昭和56年、全国的に校内暴力が吹き荒れている中で、生徒に殴られるのは教師の対応が悪いからという自身の仮説に基づいて、中学に異動した。

 異動した中学は荒れているわけではなかったが、新任式と始業式で列の後方から、教師と生徒の罵声が飛び交うような状態であった。

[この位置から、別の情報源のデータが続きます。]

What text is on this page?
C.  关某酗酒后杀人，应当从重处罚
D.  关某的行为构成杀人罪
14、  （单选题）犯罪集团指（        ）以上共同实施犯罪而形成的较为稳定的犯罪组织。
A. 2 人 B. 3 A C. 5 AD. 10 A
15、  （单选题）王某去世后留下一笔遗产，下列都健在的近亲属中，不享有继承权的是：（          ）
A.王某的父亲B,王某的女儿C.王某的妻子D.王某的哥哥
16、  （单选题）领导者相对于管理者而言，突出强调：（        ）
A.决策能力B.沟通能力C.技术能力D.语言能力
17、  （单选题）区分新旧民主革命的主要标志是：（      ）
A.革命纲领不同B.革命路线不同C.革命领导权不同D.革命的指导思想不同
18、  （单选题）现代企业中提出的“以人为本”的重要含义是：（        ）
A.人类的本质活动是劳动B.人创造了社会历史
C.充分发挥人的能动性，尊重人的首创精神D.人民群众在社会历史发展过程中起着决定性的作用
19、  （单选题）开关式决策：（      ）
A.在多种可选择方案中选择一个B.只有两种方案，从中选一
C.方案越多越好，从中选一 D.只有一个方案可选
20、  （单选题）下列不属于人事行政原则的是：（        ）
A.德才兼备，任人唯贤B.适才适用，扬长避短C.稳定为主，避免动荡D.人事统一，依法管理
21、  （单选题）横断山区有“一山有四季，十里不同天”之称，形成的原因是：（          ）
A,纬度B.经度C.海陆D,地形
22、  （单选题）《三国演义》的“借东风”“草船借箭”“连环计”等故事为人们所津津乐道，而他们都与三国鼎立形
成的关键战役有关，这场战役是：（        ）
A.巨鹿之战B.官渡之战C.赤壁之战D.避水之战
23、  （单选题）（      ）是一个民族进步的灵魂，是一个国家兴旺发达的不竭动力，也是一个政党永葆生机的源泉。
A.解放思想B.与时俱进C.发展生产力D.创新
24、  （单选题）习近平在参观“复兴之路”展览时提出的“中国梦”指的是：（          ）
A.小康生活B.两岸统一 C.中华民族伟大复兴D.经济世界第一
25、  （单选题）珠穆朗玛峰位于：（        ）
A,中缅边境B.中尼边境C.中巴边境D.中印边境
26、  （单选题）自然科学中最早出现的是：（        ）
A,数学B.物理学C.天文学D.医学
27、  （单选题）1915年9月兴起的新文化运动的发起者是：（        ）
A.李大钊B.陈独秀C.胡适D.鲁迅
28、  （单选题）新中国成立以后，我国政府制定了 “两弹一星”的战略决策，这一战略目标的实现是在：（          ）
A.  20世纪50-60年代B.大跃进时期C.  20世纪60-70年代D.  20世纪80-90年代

 一緒に異動した校長に生徒指導観を話したら「俺のと違う」とはっきりと言われた。しかし、校長が間違っていると考えていたので自分のやり方を変える気はなかった。筆者の生徒指導観は、簡単に言えば「生徒との人間関係を確立して指導する」というものであった。この考え方は、未だに変わっていないし、間違いないと確信している。

 

 2年生を担任して、生徒との人間関係作りから始めた。そのため昼休みに生徒と校庭で毎日遊んだ。主にカラーボールの野球であった。2学期になって関係作りができたと考えたから、遊ぶのを止めたら「先生、最近遊んでくれねぇじゃん」と生徒に言われ、中学生でも遊んでもらいたいのだと認識した。

 

 こういうやり方をしている筆者に対して先輩の1年の時の担任が「悪い奴は潰さなければダメだ」と言って、わざわざその生徒を筆者のところへ連れてきて、「〇〇さんのやり方は甘い」と言わんばかりに、これ見よがしに生徒を馬事雑言を浴びせた。

 

 1年の時の担任はクラスが掌握できていないのにも拘らず、生徒を潰すことに真剣なのだ。心の中で呆れたが、新参者で年下なので、その時は黙っていた。しかし、彼に従うつもりは毛頭なかった。この時は、職員会議で靴下のワンポイントは是か非かを真剣に議論していて、呆れたのを覚えている。その3年後には校則は2つに減らした。

 

 「非行は芽のうちに刈る」と言われるが、全くの勘違いで、「芽が出たら大輪の花にならないように咲かせる」というのが持論だ。芽を摘めば摘むほど固い芽になっていくだけである。それよりは出た芽を可愛がって大きくしないことが現実的なのである。

 

 このやり方か功を奏して、この中学では問題行動が数年後には無くなった。そして、「お前の生徒指導とは違う」と言った校長が4年後に3~4回「生徒指導は、お前の好きにやっていい」と言って異動して行った。※本当は、もう一つ「もう少し怒らないようにしろ」とも言われた。校長が朝会で「生徒指導に手を抜かないように」と言った瞬間に手が挙がっていた。手を抜いていないと思っていたら出てこない発言なのだ。

 

 日々の学校生活を生徒と共に楽しむことが大事なのである。生徒とは仲良くしたが管理職とは時に闘った。

 

 1年生の剃りが入っている生徒を職員室に正座させて文句を言っているのを見て「あいつは、3年生までに立派になるぜ」と同僚と話をしていたら、3年の担任は筆者だったということもあった。立派になった生徒の親と喧嘩したら、よくやったと前担任に褒められた。4年目の年に初めて生徒指導主事になった。そして、校則を2つに減らした。その後、市内で最も落ち着いた中学と言われた。